7:
Polymorphism
Polymorphism is the third essential feature of an object-oriented programming language, after data abstraction and inheritance.
It provides another dimension of separation of interface from implementation, to decouple what from how. Polymorphism allows improved code organization and readability as well as the creation of extensible programs that can be “grown” not only during the original creation of the project, but also when new features are desired.
Encapsulation creates new data types by combining characteristics and behaviors. Implementation hiding separates the interface from the implementation by making the details private. This sort of mechanical organization makes ready sense to someone with a procedural programming background. But polymorphism deals with decoupling in terms of types. In the last chapter, you saw how inheritance allows the treatment of an object as its own type or its base type. This ability is critical because it allows many types (derived from the same base type) to be treated as if they were one type, and a single piece of code to work on all those different types equally. The polymorphic method call allows one type to express its distinction from another, similar type, as long as they’re both derived from the same base type. This distinction is expressed through differences in behavior of the methods that you can call through the base class.
In this chapter, you’ll learn about polymorphism (also called dynamic binding or late binding or run-time binding) starting from the basics, with simple examples that strip away everything but the polymorphic behavior of the program.
Upcasting revisited
In Chapter 6 you saw how an object can be used as its own type or as an object of its base type. Taking an object reference and treating it as a reference to its base type is called upcasting because of the way inheritance trees are drawn with the base class at the top.
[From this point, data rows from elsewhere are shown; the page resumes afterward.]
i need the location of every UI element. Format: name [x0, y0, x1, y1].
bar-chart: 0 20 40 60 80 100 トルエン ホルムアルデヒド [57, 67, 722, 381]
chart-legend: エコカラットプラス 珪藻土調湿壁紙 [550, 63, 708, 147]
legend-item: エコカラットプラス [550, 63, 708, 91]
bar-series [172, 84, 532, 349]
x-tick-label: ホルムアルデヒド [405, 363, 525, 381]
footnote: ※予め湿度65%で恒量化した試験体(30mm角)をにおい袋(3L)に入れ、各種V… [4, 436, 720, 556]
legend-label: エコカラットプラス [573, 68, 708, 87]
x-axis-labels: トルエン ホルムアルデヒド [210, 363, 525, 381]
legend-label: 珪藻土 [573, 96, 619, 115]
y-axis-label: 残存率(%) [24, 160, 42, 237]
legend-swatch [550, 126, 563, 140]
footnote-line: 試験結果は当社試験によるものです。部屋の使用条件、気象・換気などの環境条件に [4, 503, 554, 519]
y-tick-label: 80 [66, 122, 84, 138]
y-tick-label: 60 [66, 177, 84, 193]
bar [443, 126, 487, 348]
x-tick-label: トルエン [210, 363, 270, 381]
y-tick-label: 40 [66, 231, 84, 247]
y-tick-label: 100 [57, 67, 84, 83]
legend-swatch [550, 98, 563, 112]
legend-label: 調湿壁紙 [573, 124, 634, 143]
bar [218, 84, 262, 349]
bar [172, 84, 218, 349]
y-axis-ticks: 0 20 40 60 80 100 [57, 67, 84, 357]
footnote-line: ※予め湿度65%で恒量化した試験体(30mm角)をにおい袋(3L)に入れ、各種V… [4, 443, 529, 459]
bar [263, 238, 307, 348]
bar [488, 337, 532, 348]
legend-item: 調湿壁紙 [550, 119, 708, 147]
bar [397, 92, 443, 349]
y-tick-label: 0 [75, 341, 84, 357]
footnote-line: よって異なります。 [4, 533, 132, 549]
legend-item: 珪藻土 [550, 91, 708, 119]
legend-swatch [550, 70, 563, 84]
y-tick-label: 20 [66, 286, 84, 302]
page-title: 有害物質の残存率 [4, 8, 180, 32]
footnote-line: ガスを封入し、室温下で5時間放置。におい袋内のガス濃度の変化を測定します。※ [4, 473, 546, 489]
You also saw a problem arise, which is embodied in the following example about musical instruments. Since several examples play Notes, we should create the Note class separately, in a package:
//: c07:music:Note.java
// Notes to play on musical instruments.
package c07.music;
import com.bruceeckel.simpletest.*;
public class Note {
private String noteName;
private Note(String noteName) {
this.noteName = noteName;
}
public String toString() { return noteName; }
public static final Note
MIDDLE_C = new Note("Middle C"),
C_SHARP = new Note("C Sharp"),
B_FLAT = new Note("B Flat");
// Etc.
} ///:~
This is an “enumeration” class, which has a fixed number of constant objects to choose from. You can’t make additional objects because the constructor is private.
In the following example, Wind is a type of Instrument, therefore Wind is inherited from Instrument:
//: c07:music:Music.java
// Inheritance & upcasting.
package c07.music;
import com.bruceeckel.simpletest.*;
public class Music {
private static Test monitor = new Test();
public static void tune(Instrument i) {
// ...
i.play(Note.MIDDLE_C);
}
public static void main(String[] args) {
Wind flute = new Wind();
tune(flute); // Upcasting
monitor.expect(new String[] {
"Wind.play() Middle C"
});
}
} ///:~
//: c07:music:Wind.java
package c07.music;
// Wind objects are instruments
// because they have the same interface:
public class Wind extends Instrument {
// Redefine interface method:
public void play(Note n) {
System.out.println("Wind.play() " + n);
}
} ///:~
//: c07:music:Music.java
// Inheritance & upcasting.
package c07.music;
import com.bruceeckel.simpletest.*;
public class Music {
private static Test monitor = new Test();
public static void tune(Instrument i) {
// ...
i.play(Note.MIDDLE_C);
}
public static void main(String[] args) {
Wind flute = new Wind();
tune(flute); // Upcasting
monitor.expect(new String[] {
"Wind.play() Middle C"
});
}
} ///:~
The method Music.tune( ) accepts an Instrument reference, but also anything derived from Instrument. In main( ), you can see this happening as a Wind reference is passed to tune( ), with no cast necessary. This is acceptable—the interface in Instrument must exist in Wind, because Wind is inherited from Instrument. Upcasting from Wind to Instrument may “narrow” that interface, but it cannot make it anything less than the full interface to Instrument.